Anuruq’s design was the top choice of the judges in the recently concluded AirAsia Runway Ready Designer Search held during the Kuala Lumpur Fashion Week Ready to Wear (KLFWRTW) in Malaysia. The grand winner of the competition bested 14 other artists coming from different countries in Southeast Asia. Now on its second year, the design competition aims to nurture young talents in the region.

“We are amazed with the quality of work from these young aspiring designers, which highlights just how much undiscovered talent we have in the ASEAN,” says AirAsia Berhad CEO Aireen Omar. “We are here to help the development of new talents and we are pleased to once again collaborate with KLFWRTW team.”

Anuruq celebrates his win.

Anuruq celebrates his win.

In this year’s competition, AirAsia went around Southeast Asia—Malaysia, Thailand, Singapore, the Philippines, and Indonesia—looking for fresh talent. Only Malaysian designers competed last year. They picked the three best designers from each country to compete in the finals in Malaysia.

Three student designers represented the Philippines, Mary Camille Veloso and Bea Samson of Slim’s Fashion School; and Ron Xavier Santos of Fashion Institute of Design and Arts. Besting other student designers from different fashion schools in the country, the three showcased the heart and the art of the Philippines.

Although unsuccessful, the young designers definitely brought their A game to the competition. Camille, Bea, and Ron took inspiration from the Philippines’ past and rich culture. Taking inspiration from history and traditions seemed to be the theme during the competition. Besides the Philippines, designers from Malaysia, Thailand, and Indonesia drew inspiration from their respective cultures.

Camille played on the evolution of Filipino costumes starting from pre-colonial times. Getting inspiration from indigenous fabrics and textile design, she created modern silhouettes like asymmetrical pants and tops. Bea, on the other hand, was inspired by the terno and traje de mestiza. She adapted modern prints like stripes and plaid on mermaid dress and skirt silhouettes. Her vivid oversized coat with graphic print stood out from her collection.

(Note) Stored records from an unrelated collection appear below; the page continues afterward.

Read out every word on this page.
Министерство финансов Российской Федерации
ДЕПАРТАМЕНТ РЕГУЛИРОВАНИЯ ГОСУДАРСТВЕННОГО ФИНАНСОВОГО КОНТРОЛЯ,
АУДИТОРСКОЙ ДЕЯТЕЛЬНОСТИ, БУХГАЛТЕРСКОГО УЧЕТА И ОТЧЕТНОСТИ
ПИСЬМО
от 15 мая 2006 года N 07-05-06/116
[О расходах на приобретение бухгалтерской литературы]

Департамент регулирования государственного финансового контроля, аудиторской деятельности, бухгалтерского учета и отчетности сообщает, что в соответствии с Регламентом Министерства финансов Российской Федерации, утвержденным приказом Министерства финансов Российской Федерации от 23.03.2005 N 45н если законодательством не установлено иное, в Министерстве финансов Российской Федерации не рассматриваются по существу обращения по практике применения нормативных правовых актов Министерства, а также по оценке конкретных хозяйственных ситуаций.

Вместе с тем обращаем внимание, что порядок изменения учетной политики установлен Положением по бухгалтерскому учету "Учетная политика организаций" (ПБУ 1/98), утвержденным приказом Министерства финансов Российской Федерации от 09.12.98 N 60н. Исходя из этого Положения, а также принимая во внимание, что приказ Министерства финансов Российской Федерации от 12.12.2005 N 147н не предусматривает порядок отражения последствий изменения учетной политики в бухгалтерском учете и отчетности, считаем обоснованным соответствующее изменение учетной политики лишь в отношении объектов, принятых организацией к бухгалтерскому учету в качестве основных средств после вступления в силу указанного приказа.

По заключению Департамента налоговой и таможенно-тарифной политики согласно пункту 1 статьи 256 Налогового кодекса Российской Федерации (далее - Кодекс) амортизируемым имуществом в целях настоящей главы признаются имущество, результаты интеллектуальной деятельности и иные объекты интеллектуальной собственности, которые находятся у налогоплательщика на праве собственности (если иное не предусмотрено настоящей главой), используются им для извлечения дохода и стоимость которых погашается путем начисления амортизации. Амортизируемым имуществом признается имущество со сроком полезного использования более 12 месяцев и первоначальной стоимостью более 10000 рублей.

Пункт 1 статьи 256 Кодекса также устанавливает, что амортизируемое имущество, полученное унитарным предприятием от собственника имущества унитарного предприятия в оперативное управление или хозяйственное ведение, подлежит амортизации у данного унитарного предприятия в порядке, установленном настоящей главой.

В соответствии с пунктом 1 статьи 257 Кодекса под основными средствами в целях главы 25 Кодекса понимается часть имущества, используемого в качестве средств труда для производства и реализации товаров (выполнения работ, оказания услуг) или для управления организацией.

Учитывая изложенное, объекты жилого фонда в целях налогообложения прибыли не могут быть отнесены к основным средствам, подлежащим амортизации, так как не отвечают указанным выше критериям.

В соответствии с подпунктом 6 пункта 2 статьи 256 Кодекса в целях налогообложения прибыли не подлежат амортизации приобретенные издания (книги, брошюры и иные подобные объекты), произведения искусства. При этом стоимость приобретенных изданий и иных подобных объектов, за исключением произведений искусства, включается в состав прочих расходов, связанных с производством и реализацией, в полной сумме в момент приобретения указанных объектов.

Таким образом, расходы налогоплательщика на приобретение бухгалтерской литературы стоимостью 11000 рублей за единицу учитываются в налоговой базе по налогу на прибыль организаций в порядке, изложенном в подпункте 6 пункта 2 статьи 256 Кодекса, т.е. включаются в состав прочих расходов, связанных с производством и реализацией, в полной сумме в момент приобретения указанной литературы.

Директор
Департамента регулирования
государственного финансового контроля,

Ron was also inspired by traditional Filipino costume, specifically the Filipiniana—the barong and terno. Mixing traditional and modern fabrics, he designed for the modern Filipina like the modern crop top barong paired with sheer striped pants. He says that his collection is aimed at the “modern Maria Clara.”

The other designers who paid homage to their cultures were Sara Devina Susanto of Indonesia who was inspired by the Indonesian batik from Pekalongan, a city in Central Java; Imme Kristiani Firman, also from Indonesia, drew inspiration from the Balinese purification and ceremony ritual called Melasti; Hanifia Rahmadiani was inspired by rice mixed with Indonesian folklore, the Legend of Dewi Sri; while Supustorn Teamsak of Thailand was inspired by the poems of Thai life.

The grand winner took home several prizes including RM25,000 (approx. P275,000) sponsored by Malaysia’s Fashion Valet to produce a capsule collection which will be sold at fashionvalet.com; 150,000 AirAsia Big points; a confirmed show for next year’s KLFWRTW; and a year-long mentorship from KLFWRTW team, including its founder Andrew Tan.

Andrew says that more than recognition, what they are giving these young designers is a a boost in their careers. For competitions like these, it is important to support the winners.

“This competition has a purpose. Most competitions just give the winners the trophies and prizes and that’s it. We are here to help launch the careers of the designers,” Andrew says.